Lawrence, who hosts a radio show, said she received feedback from listeners akin to this idea.

"A school psychologist called and said some kids are just aggressive, and she knows kids that were not hit as children, that she's known for 20 years and she said they're just aggressive children. And that's the important part of the study. There are certain children that are born with aggressive tendencies."

Cooper said researchers simply saying kids learn by what parents do.

"If a child is getting hit, you're really teaching the child that hitting or acting out or being aggressive is OK," she said. "Another theory is that the more frequently children are hit, the more stress they're feeling, which can impact brain development, emotional development and can impact behavior."

Cooper suggested these alternatives to spanking:

Remove Privileges
In most cases, if you are spanking a 3-year-old, the child doesn't understand that spanking is the same thing as reasoning.
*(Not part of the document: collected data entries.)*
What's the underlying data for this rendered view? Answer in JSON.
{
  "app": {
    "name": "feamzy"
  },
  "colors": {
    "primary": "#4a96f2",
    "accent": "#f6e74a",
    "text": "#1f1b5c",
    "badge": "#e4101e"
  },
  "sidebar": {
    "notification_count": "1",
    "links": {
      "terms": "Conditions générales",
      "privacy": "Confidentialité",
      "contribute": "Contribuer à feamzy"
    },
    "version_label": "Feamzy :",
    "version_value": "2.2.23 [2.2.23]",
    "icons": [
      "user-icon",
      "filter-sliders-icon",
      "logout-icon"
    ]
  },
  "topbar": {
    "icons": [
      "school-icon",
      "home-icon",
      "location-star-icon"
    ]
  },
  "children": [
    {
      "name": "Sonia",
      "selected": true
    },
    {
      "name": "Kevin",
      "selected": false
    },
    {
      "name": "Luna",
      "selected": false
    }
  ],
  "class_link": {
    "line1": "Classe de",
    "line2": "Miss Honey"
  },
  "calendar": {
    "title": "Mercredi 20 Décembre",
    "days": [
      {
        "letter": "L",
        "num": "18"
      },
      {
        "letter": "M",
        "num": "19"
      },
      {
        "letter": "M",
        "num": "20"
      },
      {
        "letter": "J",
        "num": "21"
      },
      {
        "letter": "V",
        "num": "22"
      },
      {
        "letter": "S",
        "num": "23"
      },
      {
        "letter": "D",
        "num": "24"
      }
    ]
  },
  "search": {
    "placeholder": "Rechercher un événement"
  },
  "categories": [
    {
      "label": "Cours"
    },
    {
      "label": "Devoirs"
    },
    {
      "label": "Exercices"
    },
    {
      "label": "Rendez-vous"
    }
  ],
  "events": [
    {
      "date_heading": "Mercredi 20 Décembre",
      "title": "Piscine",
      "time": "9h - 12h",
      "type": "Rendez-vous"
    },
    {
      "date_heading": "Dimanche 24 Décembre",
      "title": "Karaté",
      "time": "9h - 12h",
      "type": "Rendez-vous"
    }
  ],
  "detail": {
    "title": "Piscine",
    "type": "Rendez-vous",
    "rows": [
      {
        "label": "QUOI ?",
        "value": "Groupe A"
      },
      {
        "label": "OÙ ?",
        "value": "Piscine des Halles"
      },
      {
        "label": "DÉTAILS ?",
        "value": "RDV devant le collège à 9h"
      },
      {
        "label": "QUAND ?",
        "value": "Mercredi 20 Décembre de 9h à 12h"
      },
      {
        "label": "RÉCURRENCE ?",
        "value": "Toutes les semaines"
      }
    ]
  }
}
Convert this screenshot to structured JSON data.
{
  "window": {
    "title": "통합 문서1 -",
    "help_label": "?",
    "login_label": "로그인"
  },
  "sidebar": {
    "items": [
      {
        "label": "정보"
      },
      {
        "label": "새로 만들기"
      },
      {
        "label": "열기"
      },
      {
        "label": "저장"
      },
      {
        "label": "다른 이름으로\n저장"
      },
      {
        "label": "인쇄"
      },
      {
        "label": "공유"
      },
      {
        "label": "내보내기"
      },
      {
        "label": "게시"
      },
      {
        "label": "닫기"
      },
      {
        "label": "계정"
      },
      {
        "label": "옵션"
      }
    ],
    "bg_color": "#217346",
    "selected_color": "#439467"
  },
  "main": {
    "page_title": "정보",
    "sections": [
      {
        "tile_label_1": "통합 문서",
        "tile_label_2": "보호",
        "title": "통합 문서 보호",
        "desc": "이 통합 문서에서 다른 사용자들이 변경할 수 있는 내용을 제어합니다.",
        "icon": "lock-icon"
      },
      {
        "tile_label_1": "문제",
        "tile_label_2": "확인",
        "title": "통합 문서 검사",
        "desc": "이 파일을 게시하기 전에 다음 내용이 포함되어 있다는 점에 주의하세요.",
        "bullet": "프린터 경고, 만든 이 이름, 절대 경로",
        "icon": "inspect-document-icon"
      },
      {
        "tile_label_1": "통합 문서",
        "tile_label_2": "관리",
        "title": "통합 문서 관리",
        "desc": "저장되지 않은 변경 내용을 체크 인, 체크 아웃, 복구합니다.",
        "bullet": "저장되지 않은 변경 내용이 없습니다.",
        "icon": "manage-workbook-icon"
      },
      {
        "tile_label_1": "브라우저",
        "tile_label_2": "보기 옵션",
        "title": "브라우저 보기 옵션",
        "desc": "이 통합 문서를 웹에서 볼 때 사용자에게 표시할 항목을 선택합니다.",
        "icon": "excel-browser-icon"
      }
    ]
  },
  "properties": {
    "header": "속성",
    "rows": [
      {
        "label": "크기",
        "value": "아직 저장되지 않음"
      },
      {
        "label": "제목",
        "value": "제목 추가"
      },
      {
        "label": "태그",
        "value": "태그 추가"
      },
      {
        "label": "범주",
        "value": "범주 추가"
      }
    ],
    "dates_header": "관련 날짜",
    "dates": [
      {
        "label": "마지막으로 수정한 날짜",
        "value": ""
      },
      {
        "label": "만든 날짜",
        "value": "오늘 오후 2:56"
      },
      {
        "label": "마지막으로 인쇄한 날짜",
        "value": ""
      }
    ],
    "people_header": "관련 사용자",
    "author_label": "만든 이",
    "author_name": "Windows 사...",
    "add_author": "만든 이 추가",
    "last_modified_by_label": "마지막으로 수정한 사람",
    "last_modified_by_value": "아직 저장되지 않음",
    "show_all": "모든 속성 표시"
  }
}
It's best to take away a privilege that will have more of an impact than spanking the child. For example, if they do something wrong, take away their favorite TV show, and they will better understand the consequences of their actions. Aggression can be seen early. If it's in your child and you encourage it, they are more likely to act it out. As a child gets older they will interpret the consequences.

Encourage & Reward Good Behavior
When children are behaving appropriately, it's always a good idea to let them know. It can be verbal praise. Or maybe it's increased responsibility. Or it could be something simple, like an extra bedtime story. But letting them know they're doing the right thing encourages good behavior.

Try a Time Out
If you're going to put your child in time out, make sure you describe the inappropriate behavior that they engaged in. You want them to know why they're being punished. Saying, "you're in time out" will solve nothing.

Be Patient
You might want to stick your kids in time out, but parents might need to stick themselves in time out. If your impulse is to spank your child out of anger or frustration, that's not good. So take a breath and step back before acting out. Parents need to display patience.